Vitamin K : Bleeding can be caused by lack of vitamin K. It is found abundantly in vegetables.
Pantothenic Acid: Loss of co-ordination, fatigue and headaches are the symptoms related to the deficiency of this vitamin. Vegetables, potatoes, liver and eggs contain this another form of B vitamin.
Disadvantages of Vitamin Supplements
The disadvantage of taking vitamin supplements are many with cost the leading factor. In reality, preparing a well balanced, nutritious and healthy meal is by far less expensive than taking supplements. There is also the attendant danger of overdosing. You cannot overdose yourself by eating foods that contain vitamins. In addition, you may be getting enough water soluble vitamins from the food that you eat and the additional vitamins that you take are, in addition to causing the side effects of overdosing, only going to be flushed out of your system. They simply will not be absorbed. A loss to time, effort and money. Overdoses of the fat-soluble kind are the real culprits. The results of overdoses are many. For example, an overdose of vitamin A could cause ringing in the ears, blurred vision, hair loss and a host of other effects.

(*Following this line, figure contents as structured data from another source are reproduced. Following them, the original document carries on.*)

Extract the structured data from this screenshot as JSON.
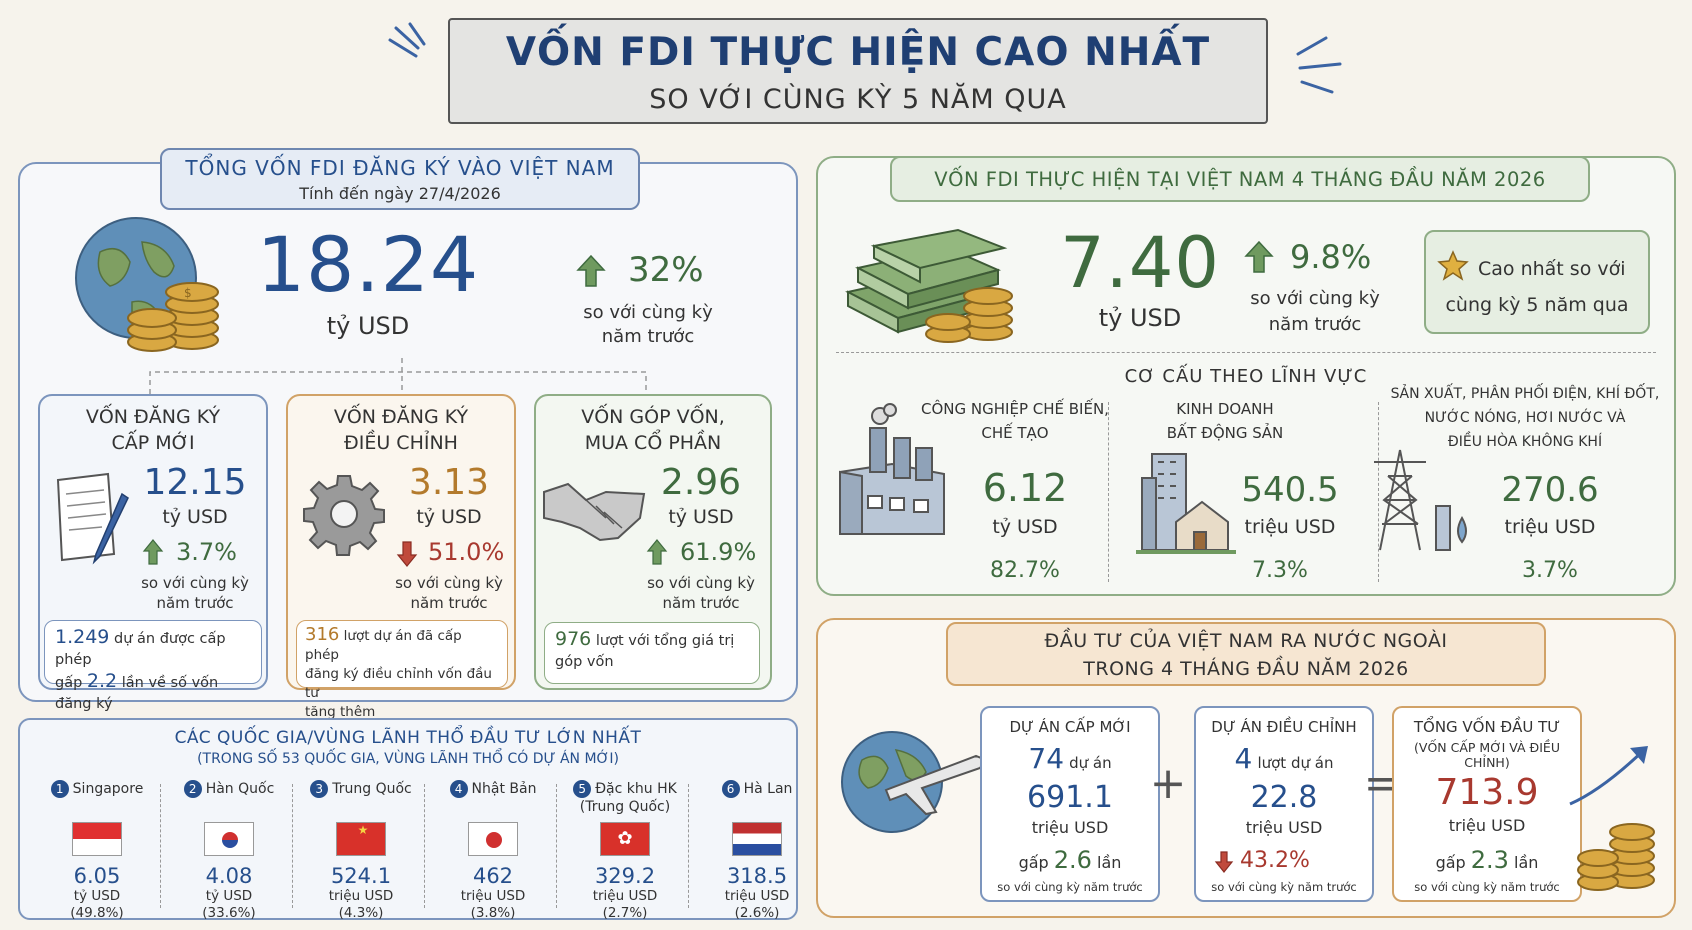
{
  "header": {
    "title": "VỐN FDI THỰC HIỆN CAO NHẤT",
    "subtitle": "SO VỚI CÙNG KỲ 5 NĂM QUA"
  },
  "registered": {
    "title": "TỔNG VỐN FDI ĐĂNG KÝ VÀO VIỆT NAM",
    "date": "Tính đến ngày 27/4/2026",
    "value": "18.24",
    "unit": "tỷ USD",
    "change": "32%",
    "change_note1": "so với cùng kỳ",
    "change_note2": "năm trước",
    "new": {
      "title1": "VỐN ĐĂNG KÝ",
      "title2": "CẤP MỚI",
      "value": "12.15",
      "unit": "tỷ USD",
      "change": "3.7%",
      "note1": "so với cùng kỳ",
      "note2": "năm trước",
      "num1": "1.249",
      "text1": "dự án được cấp phép",
      "pre2": "gấp",
      "num2": "2.2",
      "text2": "lần về số vốn đăng ký"
    },
    "adjust": {
      "title1": "VỐN ĐĂNG KÝ",
      "title2": "ĐIỀU CHỈNH",
      "value": "3.13",
      "unit": "tỷ USD",
      "change": "51.0%",
      "note1": "so với cùng kỳ",
      "note2": "năm trước",
      "num1": "316",
      "text1": "lượt dự án đã cấp phép",
      "text2": "đăng ký điều chỉnh vốn đầu tư",
      "text3": "tăng thêm"
    },
    "contrib": {
      "title1": "VỐN GÓP VỐN,",
      "title2": "MUA CỔ PHẦN",
      "value": "2.96",
      "unit": "tỷ USD",
      "change": "61.9%",
      "note1": "so với cùng kỳ",
      "note2": "năm trước",
      "num1": "976",
      "text1": "lượt với tổng giá trị",
      "text2": "góp vốn"
    }
  },
  "countries": {
    "title": "CÁC QUỐC GIA/VÙNG LÃNH THỔ ĐẦU TƯ LỚN NHẤT",
    "subtitle": "(TRONG SỐ 53 QUỐC GIA, VÙNG LÃNH THỔ CÓ DỰ ÁN MỚI)",
    "items": [
      {
        "rank": "1",
        "name": "Singapore",
        "name2": "",
        "value": "6.05",
        "unit": "tỷ USD",
        "share": "(49.8%)"
      },
      {
        "rank": "2",
        "name": "Hàn Quốc",
        "name2": "",
        "value": "4.08",
        "unit": "tỷ USD",
        "share": "(33.6%)"
      },
      {
        "rank": "3",
        "name": "Trung Quốc",
        "name2": "",
        "value": "524.1",
        "unit": "triệu USD",
        "share": "(4.3%)"
      },
      {
        "rank": "4",
        "name": "Nhật Bản",
        "name2": "",
        "value": "462",
        "unit": "triệu USD",
        "share": "(3.8%)"
      },
      {
        "rank": "5",
        "name": "Đặc khu HK",
        "name2": "(Trung Quốc)",
        "value": "329.2",
        "unit": "triệu USD",
        "share": "(2.7%)"
      },
      {
        "rank": "6",
        "name": "Hà Lan",
        "name2": "",
        "value": "318.5",
        "unit": "triệu USD",
        "share": "(2.6%)"
      }
    ]
  },
  "disbursed": {
    "title": "VỐN FDI THỰC HIỆN TẠI VIỆT NAM 4 THÁNG ĐẦU NĂM 2026",
    "value": "7.40",
    "unit": "tỷ USD",
    "change": "9.8%",
    "change_note1": "so với cùng kỳ",
    "change_note2": "năm trước",
    "badge1": "Cao nhất so với",
    "badge2": "cùng kỳ 5 năm qua",
    "structure_title": "CƠ CẤU THEO LĨNH VỰC",
    "sectors": [
      {
        "name1": "CÔNG NGHIỆP CHẾ BIẾN,",
        "name2": "CHẾ TẠO",
        "name3": "",
        "value": "6.12",
        "unit": "tỷ USD",
        "share": "82.7%"
      },
      {
        "name1": "KINH DOANH",
        "name2": "BẤT ĐỘNG SẢN",
        "name3": "",
        "value": "540.5",
        "unit": "triệu USD",
        "share": "7.3%"
      },
      {
        "name1": "SẢN XUẤT, PHÂN PHỐI ĐIỆN, KHÍ ĐỐT,",
        "name2": "NƯỚC NÓNG, HƠI NƯỚC VÀ",
        "name3": "ĐIỀU HÒA KHÔNG KHÍ",
        "value": "270.6",
        "unit": "triệu USD",
        "share": "3.7%"
      }
    ]
  },
  "outward": {
    "title1": "ĐẦU TƯ CỦA VIỆT NAM RA NƯỚC NGOÀI",
    "title2": "TRONG 4 THÁNG ĐẦU NĂM 2026",
    "new": {
      "title": "DỰ ÁN CẤP MỚI",
      "count": "74",
      "count_unit": "dự án",
      "value": "691.1",
      "unit": "triệu USD",
      "pre": "gấp",
      "mult": "2.6",
      "post": "lần",
      "note": "so với cùng kỳ năm trước"
    },
    "plus": "+",
    "adjust": {
      "title": "DỰ ÁN ĐIỀU CHỈNH",
      "count": "4",
      "count_unit": "lượt dự án",
      "value": "22.8",
      "unit": "triệu USD",
      "change": "43.2%",
      "note": "so với cùng kỳ năm trước"
    },
    "equals": "=",
    "total": {
      "title1": "TỔNG VỐN ĐẦU TƯ",
      "title2": "(VỐN CẤP MỚI VÀ ĐIỀU CHỈNH)",
      "value": "713.9",
      "unit": "triệu USD",
      "pre": "gấp",
      "mult": "2.3",
      "post": "lần",
      "note": "so với cùng kỳ năm trước"
    }
  },
  "colors": {
    "blue": "#264f8c",
    "green": "#3f6b3f",
    "orange": "#b37a2c",
    "red": "#a8392f"
  }
}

Some of the effects of overdosing of some specific vitamins are given below:
Vitamin A : Ringing in the ears, blurred vision, loss of hair, nausea, menstrual irregularities, skin rash and even irritability, apathy and stupor.
Vitamin B3 : Faintness, peptic ulcer, hyperglycemia, dizziness, gout etc.
Vitamin B6 : Numbness in hands and feet, walking problems, sense of position and vibration and even problems with memory and depression.
Vitamin D : Deafness, nausea, loss of appetite, weak bones, hypertension and high cholesterol.
Vitamin E : Muscular weakness, hypertension, tenderness of the breast and slow healing of wounds.
Taking vitamins alone, like taking vitamin B alone is more detrimental than taking it in combination with other vitamins. That is why, taking Multi-vitamins is recommended but also under the physicians supervision.
The People Who May Benefit From Taking Multi-Vitamins
A casual look at the list of foods that contain certain vitamins will show that they are the vegetables that contain the most number of vitamins. As such a diet rich in vegetables should give all the necessary nutrients that the body requires. This can be supplemented by nuts, liver, eggs, milk, fish, whole wheat should be sufficient for the normal needs of a healthy body. They are also rich in fibre and anti-oxidants. But there are people who would benefit from taking “Multivitamins” and they include
- Those adults and children who lack whole food groups,
- Those people who are getting less than 1,600 calories each day,
- Pregnant and lactating women,
- Those suffering from lack of appetite,
- Those with digestive illness,
- Those who have suffered a major illness or a major injury and
- Those who are too busy(making money) to eat properly.
On the whole it is advisable to seek the opinion of a physician or a nutritionist before embarking on a vitamin supplement taking spree.